Thought the £130 Motorola Moto G was cheap? Think again.
Asus has taken the wraps off its new line of Zenfone smartphones at CES – and they'll barely make a dent in your wallet.
Coming in 4, 5 and 6in variants, the Zenfones start at a mere US$100 for the 4in Zenfone 4.
The phones run Android 4.3 on a dual-core Intel Atom processor; the Zenfone 4 packs a 800x480 LCD screen, 1.2GHz Z2520 processor, 1GB RAM, 1170mAh battery and a 5MP camera (plus a VGA front-facing snapper). You only get 4GB of onboard storage, but there's a microSD card slot that'll take up to 64GB.
The Zenfone 5 gets a 5in 720p IPS screen, 2GHz Z2580 processor, 1GB RAM, a 64GB microSD slot, an 8MP f/2.0 front camera and 2MP front camera – all for US$150. It also features a nifty GloveTouch feature that lets you tap away at the screen even when you're wearing gloves. Sadly, we didn't pack mittens for our trip to sunny Las Vegas, so testing this feature will have to wait until we're in chillier climes.
The Zenfone 6 phablet features similar specs to the 5, with a bigger screen – 6in 720p IPS – and battery, at 3230mAh. You also get a 13MP f/2.0 camera and Asus' PenTouch technology that lets you use an ordinary pen as a stylus, Sony Xperia Z Ultra-style. It's priced at US$200.
The Zenfones are cheerful as well as cheap – all three come in an array of bright colours with a grippy soft-touch finish; we're particularly taken with the teal one. That soft-touch back does seem to be a bit of a fingerprint magnet, but it's easily wiped clean.

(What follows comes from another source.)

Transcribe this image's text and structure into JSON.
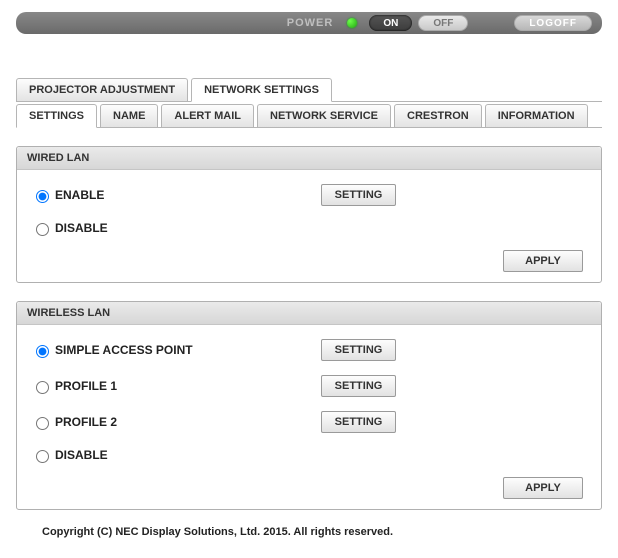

Asus has skinned the Zenfones with its own ZenUI interface – it's a stripped-back affair that goes for simplicity, with big, bold expanses of flat colour (matched to your phone hardware) and simple icons.
It integrates reminders from your various apps into a single screen, letting you mark different items to follow up later – everything from calls to emails, tasks and even photos. It's clever, but at one point we got the dreaded "unfortunately Calendar has stopped" message, which is depressingly familiar to this Transformer Prime owner – hopefully those intermittent crashes will be sorted out in the final release.
Swiping and swooshing away on the Zenfones didn't seem to tax the Intel Atom processor overmuch, though we'd want to experiment with some more demanding apps and games to see how it bears up.
The camera app gets some some fun features; you can save a burst of shots as a gif, and there's a low-light mode that, according to Asus, will offer a 400 per cent improvement in brightness. Certainly a couple of snaps in the dim environs of the show looked reasonable enough, if a little grainy.
Make no mistake – these are budget smartphones, but the build quality and design are nice for the price.
Of the three, the Zenfone 5 is the stand-out; the 4in version's low-res screen fails to impress, with limited viewing angles. And the Zenfone 6 suffers from having a massive 720p screen. But the mid-range model seems, on first impressions, to compete on an even keel with the likes of the Motorola Moto G.
Asus' ZenUI adds some interesting features, too – albeit quite business-focused, with its to-do lists and tasks. If you're not married to stock Android – and if you're on a tight budget – these phones are definitely worth a look.